年轻男子停下了脚步,缓缓地转过了身,面向着钱曦儿。
钱曦儿打量了下他,怒问道:“你是谁?”
年轻男子微微一笑:“在下胡元安!”
“你既不聋不哑,也不痴不傻,我刚才叫你闪开,你为何不闪开?”
“此地如此宽广,在下不让路,姑娘亦可从旁绕过。”
“强词夺理,叫我绕,你自己为什么不绕?”
“此地如此宽广,又无行人,在下步履脚力,姑娘高头大马,该是姑娘给我让道才是!”
“你……”钱曦儿一时竟张口结舌,不知该如何反驳胡元安。
这小子的话,确实有道理!
钱曦儿想了想道:“不管骑马还是不骑马,你一个大男人,都应该给女人让道!堂堂男子汉大丈夫,与一个小女子斤斤计较,岂不有失君子风度?”
胡元安一愣,随即闪开道,拱手道:“多谢姑娘教诲,下不为例,姑娘请!”
“哈哈哈……真是孺子可教也……”钱曦儿一阵自鸣得意,招了招手,“来来来,这是通往钱府必经之路的大道,看你这模样,也是要去钱府吧?好在钱府就在眼前,这样吧!你来为我牵马,此事就算了。”

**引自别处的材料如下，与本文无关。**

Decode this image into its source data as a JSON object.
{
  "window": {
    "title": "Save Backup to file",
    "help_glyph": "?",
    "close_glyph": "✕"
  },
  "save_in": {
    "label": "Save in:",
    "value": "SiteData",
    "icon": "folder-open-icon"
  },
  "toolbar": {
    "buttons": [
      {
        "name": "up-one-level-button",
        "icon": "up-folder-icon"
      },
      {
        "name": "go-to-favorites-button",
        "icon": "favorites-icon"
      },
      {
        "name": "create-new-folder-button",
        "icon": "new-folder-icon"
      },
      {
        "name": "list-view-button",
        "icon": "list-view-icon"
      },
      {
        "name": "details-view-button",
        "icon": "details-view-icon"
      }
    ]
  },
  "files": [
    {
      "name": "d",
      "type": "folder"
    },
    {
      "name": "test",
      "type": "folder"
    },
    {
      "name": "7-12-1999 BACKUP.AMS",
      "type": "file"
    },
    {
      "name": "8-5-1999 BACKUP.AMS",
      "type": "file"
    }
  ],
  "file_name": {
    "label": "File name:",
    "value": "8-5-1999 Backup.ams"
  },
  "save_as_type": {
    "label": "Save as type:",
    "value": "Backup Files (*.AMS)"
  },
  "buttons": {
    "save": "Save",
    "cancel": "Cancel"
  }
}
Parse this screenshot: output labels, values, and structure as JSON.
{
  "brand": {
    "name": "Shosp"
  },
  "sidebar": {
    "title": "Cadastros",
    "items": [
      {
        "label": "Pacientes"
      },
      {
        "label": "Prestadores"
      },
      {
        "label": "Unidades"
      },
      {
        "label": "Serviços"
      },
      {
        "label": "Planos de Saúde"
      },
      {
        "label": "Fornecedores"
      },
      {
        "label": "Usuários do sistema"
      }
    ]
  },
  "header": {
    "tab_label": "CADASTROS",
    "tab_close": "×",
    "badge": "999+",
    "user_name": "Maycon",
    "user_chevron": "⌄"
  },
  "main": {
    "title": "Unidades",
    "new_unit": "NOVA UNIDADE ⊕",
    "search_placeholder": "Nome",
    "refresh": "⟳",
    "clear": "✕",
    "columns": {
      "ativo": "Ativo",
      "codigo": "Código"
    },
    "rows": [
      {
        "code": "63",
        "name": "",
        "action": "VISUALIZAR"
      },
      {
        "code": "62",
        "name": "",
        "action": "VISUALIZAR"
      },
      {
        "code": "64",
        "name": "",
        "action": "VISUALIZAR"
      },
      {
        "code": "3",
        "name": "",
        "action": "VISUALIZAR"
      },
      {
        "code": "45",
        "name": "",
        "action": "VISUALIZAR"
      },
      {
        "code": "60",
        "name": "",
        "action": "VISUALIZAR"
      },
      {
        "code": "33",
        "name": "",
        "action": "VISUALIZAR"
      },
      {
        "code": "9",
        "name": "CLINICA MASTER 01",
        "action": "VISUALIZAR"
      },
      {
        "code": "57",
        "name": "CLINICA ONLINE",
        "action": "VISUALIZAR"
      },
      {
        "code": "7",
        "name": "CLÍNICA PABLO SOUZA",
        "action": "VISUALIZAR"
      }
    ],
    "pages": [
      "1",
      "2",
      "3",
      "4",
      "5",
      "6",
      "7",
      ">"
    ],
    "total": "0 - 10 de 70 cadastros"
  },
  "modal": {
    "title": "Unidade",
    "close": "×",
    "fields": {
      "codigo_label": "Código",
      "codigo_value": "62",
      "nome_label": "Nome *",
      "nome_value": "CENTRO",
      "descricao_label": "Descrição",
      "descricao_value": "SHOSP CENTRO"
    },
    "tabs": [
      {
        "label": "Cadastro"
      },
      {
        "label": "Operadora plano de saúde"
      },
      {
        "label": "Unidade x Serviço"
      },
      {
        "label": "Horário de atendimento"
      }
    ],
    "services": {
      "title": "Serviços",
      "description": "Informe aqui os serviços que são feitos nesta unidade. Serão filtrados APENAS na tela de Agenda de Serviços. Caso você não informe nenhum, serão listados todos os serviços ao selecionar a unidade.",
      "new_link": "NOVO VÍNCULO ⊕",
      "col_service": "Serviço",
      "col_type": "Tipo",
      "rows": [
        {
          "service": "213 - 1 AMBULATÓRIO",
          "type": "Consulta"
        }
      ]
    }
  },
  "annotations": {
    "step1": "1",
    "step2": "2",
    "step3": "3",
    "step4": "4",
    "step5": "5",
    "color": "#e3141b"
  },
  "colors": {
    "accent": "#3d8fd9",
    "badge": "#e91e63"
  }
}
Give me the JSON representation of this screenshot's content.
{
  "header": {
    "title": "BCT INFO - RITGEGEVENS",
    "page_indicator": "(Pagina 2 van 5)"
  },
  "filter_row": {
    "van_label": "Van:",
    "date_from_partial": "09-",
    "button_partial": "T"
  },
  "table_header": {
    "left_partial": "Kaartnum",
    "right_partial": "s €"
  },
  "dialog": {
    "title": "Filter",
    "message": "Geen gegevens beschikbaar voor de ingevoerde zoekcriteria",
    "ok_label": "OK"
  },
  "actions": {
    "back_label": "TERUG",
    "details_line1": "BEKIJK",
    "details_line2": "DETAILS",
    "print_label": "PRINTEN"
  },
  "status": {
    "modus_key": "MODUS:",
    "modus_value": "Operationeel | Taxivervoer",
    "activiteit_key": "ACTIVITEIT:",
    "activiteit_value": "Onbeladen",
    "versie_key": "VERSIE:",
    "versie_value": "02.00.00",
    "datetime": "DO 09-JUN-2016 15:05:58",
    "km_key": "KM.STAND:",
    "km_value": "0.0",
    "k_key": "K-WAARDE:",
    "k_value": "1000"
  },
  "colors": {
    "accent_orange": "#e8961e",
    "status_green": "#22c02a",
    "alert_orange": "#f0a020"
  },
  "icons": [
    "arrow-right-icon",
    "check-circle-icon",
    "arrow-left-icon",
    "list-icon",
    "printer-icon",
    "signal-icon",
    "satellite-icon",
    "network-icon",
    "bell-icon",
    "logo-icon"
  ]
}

她不是有意刁难胡元安,而是觉得他为人有些傲慢,想挫挫他的傲气。
胡元安倒是言听计从,二话不说,头一点,立即上前牵着马就走。
钱曦儿得意洋洋地昂着头,脸上露出了欣喜的笑容,这是争强好胜的心得到满足时的必然表露。
至钱府……
一座巨宅,金碧辉煌。
钱曦儿和小香双双下马,与胡元安进入府中。
一名身材修长,眉清目秀的少年忙迎了出来,他正是这钱府的主人、钱曦儿的大哥——钱川河。